Lawyers for Tim Curley and Gary Schultz told Dauphin County Judge Todd Hoover that the state attorney general's office has not turned over promised records, and asked him to extend the due date for their responses to May 4.
Curley, the school's athletic director on leave, was to file his written answer sometime Tuesday. Schultz, a now-retired university vice president, was given an April 27 deadline.
The nearly identical motions said prosecutors told them on April 3 that "substantial additional discovery" would be provided within 10 days.
"However, the commonwealth recently disclosed the discovery is not ready and will not be produced until April 18," they wrote.
A spokesman for the attorney general's office declined to comment.
Curley and Schultz will be responding to documents filed by prosecutors last month in which they listed dozens of statements made by Curley and Schultz that they say support the perjury allegations.
At that time, the attorney general's office said they had presented enough evidence at the December preliminary hearing to hold a trial.

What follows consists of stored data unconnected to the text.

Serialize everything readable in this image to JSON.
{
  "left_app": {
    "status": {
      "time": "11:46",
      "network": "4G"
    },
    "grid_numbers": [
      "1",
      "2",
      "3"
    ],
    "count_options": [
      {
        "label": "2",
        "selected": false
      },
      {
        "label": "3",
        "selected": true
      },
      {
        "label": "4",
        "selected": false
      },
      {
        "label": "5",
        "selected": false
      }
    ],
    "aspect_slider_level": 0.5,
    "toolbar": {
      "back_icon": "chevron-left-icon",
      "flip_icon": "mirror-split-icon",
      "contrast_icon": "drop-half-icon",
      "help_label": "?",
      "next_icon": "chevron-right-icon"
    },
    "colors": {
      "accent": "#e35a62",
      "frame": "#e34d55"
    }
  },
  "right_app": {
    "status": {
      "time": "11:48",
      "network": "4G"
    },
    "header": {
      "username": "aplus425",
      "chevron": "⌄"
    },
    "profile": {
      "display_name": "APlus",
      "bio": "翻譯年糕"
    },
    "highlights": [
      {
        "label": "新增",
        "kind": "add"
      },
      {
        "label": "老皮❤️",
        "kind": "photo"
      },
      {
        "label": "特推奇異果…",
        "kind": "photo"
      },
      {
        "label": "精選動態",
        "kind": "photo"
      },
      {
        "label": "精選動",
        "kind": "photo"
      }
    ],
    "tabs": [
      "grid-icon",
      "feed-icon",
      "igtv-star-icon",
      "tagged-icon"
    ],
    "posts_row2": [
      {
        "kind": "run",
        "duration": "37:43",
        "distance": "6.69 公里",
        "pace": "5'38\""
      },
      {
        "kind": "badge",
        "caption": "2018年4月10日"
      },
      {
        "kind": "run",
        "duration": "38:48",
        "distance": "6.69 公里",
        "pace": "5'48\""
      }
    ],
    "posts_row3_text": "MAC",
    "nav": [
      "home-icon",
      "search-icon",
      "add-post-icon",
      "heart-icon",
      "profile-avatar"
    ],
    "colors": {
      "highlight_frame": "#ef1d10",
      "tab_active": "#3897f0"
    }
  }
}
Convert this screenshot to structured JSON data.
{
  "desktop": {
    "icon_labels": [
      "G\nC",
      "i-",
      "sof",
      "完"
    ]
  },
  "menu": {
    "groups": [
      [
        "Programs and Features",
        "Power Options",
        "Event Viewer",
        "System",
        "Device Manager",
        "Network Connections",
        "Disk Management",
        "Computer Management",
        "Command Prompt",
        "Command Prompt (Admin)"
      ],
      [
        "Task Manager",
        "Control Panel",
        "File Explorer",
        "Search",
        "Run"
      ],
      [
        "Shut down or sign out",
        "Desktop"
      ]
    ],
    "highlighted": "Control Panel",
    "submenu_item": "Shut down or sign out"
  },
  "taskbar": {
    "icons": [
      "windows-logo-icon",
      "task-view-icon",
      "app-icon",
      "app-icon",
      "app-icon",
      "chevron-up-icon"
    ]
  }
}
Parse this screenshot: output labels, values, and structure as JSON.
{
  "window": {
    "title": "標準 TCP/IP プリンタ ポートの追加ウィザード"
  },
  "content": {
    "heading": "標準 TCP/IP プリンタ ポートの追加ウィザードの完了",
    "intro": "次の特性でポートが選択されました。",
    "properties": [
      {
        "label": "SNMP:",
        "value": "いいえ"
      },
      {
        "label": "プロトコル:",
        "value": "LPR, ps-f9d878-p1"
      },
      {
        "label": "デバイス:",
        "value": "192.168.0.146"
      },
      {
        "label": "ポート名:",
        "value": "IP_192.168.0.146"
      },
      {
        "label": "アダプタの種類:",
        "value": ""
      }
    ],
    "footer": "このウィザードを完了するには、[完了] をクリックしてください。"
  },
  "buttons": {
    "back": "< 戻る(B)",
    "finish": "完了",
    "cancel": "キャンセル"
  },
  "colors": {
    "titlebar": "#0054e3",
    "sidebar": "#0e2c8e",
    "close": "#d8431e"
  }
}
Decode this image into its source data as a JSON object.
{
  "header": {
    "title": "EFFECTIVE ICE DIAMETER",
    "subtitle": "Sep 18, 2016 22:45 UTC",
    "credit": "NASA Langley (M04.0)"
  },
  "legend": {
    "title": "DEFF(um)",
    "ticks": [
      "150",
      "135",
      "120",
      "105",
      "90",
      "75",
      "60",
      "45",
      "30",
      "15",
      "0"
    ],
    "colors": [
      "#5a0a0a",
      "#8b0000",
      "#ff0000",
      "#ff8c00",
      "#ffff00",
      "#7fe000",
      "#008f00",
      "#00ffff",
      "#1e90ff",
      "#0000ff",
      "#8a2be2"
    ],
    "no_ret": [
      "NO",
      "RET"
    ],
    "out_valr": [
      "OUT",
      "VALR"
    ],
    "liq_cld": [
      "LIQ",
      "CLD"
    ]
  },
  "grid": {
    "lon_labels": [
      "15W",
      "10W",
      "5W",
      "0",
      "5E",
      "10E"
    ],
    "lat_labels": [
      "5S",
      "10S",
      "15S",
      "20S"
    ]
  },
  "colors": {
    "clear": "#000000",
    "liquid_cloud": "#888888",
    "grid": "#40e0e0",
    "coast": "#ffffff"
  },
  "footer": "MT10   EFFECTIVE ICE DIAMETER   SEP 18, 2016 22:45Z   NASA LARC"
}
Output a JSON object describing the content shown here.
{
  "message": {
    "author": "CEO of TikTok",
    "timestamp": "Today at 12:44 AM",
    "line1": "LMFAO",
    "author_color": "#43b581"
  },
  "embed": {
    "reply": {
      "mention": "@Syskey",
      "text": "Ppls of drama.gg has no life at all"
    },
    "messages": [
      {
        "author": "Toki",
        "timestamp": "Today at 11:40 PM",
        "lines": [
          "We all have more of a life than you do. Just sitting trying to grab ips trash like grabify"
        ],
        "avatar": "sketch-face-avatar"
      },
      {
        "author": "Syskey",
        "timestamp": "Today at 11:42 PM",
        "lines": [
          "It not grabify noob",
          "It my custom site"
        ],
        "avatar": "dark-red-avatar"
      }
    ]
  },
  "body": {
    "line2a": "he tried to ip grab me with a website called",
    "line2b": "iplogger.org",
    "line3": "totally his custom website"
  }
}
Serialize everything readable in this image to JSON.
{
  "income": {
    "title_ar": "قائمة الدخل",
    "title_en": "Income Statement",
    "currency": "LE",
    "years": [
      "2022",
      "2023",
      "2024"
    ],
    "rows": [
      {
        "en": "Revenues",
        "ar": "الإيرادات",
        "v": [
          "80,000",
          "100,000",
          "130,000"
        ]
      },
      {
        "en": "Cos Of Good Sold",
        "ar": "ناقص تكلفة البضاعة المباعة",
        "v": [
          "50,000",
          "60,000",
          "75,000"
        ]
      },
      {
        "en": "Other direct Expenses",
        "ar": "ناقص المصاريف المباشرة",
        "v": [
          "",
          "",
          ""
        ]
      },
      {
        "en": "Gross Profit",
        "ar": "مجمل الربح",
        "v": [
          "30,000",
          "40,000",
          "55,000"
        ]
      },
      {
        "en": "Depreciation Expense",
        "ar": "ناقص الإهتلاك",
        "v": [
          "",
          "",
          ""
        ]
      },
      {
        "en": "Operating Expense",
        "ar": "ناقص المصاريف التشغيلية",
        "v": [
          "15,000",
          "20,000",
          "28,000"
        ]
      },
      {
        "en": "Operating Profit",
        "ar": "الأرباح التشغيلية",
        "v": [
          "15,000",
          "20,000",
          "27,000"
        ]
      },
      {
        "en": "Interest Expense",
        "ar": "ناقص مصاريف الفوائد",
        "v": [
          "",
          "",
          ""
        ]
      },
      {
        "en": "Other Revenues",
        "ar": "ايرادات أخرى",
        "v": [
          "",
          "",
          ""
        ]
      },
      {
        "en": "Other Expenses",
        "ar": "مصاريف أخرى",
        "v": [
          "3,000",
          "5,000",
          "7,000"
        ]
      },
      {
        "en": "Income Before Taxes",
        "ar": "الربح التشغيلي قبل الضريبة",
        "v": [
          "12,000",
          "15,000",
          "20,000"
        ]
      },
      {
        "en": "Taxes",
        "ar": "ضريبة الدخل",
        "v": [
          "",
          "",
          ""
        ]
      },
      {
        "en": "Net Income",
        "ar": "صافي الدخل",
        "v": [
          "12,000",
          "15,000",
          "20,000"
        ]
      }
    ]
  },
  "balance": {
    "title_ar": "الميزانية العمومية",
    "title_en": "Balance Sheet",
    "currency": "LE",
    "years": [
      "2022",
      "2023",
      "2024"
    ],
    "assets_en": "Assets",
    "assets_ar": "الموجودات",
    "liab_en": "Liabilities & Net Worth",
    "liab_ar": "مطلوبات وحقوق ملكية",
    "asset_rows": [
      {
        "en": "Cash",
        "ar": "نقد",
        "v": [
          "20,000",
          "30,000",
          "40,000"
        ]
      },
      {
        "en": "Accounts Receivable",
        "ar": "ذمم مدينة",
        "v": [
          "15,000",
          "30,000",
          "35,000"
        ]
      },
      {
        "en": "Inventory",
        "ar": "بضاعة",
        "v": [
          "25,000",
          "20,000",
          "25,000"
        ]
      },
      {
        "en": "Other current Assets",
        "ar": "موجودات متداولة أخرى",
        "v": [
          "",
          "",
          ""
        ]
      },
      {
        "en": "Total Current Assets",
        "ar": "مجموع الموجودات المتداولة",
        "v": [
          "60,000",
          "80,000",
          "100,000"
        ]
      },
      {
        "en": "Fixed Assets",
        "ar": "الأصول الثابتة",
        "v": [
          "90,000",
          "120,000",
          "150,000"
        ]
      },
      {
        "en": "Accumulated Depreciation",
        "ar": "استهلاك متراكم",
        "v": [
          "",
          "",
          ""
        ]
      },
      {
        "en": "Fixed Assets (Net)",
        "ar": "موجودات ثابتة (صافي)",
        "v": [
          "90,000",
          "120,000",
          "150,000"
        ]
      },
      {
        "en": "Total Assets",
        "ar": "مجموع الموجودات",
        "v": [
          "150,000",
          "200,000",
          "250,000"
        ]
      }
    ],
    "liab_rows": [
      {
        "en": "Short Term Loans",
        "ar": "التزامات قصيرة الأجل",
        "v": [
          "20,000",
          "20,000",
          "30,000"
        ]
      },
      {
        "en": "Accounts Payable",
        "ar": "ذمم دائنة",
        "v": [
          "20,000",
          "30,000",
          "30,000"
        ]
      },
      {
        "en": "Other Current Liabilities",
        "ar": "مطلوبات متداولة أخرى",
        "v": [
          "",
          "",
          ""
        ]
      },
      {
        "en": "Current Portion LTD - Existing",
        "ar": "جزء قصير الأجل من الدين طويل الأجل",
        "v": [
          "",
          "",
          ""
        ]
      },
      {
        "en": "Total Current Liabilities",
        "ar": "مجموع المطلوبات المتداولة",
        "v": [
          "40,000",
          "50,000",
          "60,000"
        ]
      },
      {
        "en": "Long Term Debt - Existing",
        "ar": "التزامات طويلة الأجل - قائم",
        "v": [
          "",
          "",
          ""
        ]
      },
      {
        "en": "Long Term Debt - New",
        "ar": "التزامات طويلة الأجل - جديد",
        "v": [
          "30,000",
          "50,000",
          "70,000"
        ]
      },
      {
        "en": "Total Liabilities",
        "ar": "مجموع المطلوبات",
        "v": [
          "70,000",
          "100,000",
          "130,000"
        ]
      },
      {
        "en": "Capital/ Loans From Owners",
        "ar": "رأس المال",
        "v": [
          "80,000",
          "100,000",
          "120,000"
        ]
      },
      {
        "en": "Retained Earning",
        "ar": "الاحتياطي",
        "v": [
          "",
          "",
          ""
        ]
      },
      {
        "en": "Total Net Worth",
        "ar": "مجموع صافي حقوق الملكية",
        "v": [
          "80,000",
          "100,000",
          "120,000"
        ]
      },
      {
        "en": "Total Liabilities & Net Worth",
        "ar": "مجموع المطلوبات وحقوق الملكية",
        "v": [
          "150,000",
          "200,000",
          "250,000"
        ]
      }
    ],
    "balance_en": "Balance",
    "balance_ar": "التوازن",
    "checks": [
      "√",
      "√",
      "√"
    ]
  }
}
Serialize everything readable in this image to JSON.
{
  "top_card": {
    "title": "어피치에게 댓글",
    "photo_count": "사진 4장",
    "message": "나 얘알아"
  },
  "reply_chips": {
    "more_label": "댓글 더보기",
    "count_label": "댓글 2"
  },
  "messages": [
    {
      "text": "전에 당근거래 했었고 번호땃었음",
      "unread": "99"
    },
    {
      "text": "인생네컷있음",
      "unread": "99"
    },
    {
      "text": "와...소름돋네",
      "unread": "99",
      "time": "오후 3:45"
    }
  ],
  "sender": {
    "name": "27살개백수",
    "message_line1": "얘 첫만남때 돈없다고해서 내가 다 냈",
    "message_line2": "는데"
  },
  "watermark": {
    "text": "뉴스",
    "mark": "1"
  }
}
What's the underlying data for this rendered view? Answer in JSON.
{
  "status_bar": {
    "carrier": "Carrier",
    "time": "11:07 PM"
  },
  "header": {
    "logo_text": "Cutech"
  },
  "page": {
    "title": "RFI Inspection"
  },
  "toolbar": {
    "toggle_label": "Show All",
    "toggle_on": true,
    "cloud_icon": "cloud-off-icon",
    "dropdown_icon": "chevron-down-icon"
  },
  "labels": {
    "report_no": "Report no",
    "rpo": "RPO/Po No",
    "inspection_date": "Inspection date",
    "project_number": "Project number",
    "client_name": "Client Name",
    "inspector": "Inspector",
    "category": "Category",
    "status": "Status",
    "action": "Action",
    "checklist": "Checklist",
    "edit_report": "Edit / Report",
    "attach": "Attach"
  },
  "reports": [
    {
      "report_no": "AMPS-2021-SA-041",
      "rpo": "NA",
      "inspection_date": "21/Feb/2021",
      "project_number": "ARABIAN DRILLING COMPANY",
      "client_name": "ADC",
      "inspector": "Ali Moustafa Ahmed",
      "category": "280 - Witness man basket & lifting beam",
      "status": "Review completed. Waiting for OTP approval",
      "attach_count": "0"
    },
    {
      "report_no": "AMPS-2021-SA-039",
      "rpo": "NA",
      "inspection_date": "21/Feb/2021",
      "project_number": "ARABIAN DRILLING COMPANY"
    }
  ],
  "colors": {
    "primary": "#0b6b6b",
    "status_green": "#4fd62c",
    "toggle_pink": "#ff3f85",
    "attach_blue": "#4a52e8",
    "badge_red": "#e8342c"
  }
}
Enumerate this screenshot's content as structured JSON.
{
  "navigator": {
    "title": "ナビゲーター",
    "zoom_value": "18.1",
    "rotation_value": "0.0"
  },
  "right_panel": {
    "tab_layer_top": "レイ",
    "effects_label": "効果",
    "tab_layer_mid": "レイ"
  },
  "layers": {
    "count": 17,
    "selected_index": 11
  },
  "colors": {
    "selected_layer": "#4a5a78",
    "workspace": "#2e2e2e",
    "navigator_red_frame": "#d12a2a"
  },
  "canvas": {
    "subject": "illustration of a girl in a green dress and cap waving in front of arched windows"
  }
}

In another development, online court records indicated another judge last week denied an oral motion by Curley and Schultz to release grand jury transcripts before trial. Dauphin County court officials said Tuesday the case file that contains Judge Barry Feudale's order was not immediately available for public inspection.
Pennsylvania court rules do not mandate disclosure of a witness's grand jury testimony until he or she has testified on direct examination at trial, although judges have the authority to order their earlier release, as has occurred in the Sandusky case.
On Tuesday, Penn State announced it was strengthening policies about the supervision and treatment of children who take part in university programs and those who are housed on campus.
The changes, enacted in the wake of the Sandusky scandal, include background checks for anyone who deals with minors. The policies also address bullying and privacy issue. They take effect immediately.
The university also updated its Sandusky scandal-related costs, which passed $7.5 million by the end of February. Categories for the tab include the internal investigation and "crisis communications," $5.3 million; university legal services, $1.2 million; and legal costs for Curley, Schultz and former president Graham Spanier, $339,000. Other institutional expenses have amounted to $636,000. Insurance is expected to cover a portion of the total.
Curley, 57, and Schultz, 62, both of Boalsburg, are also charged with failing to properly report suspected child sex abuse by Sandusky, the former Penn State assistant football coach who is awaiting a separate trial on charges he sexually abused 10 boys over a 15-year period. Spanier has not been charged with any crime.
Prosecutors claim Sandusky sexually assaulted boys at his home and at campus facilities.
All three have pleaded not guilty and deny the allegations.
A status conference in the Curley and Schultz case is scheduled for June 1, three days before the projected start of Sandusky's trial.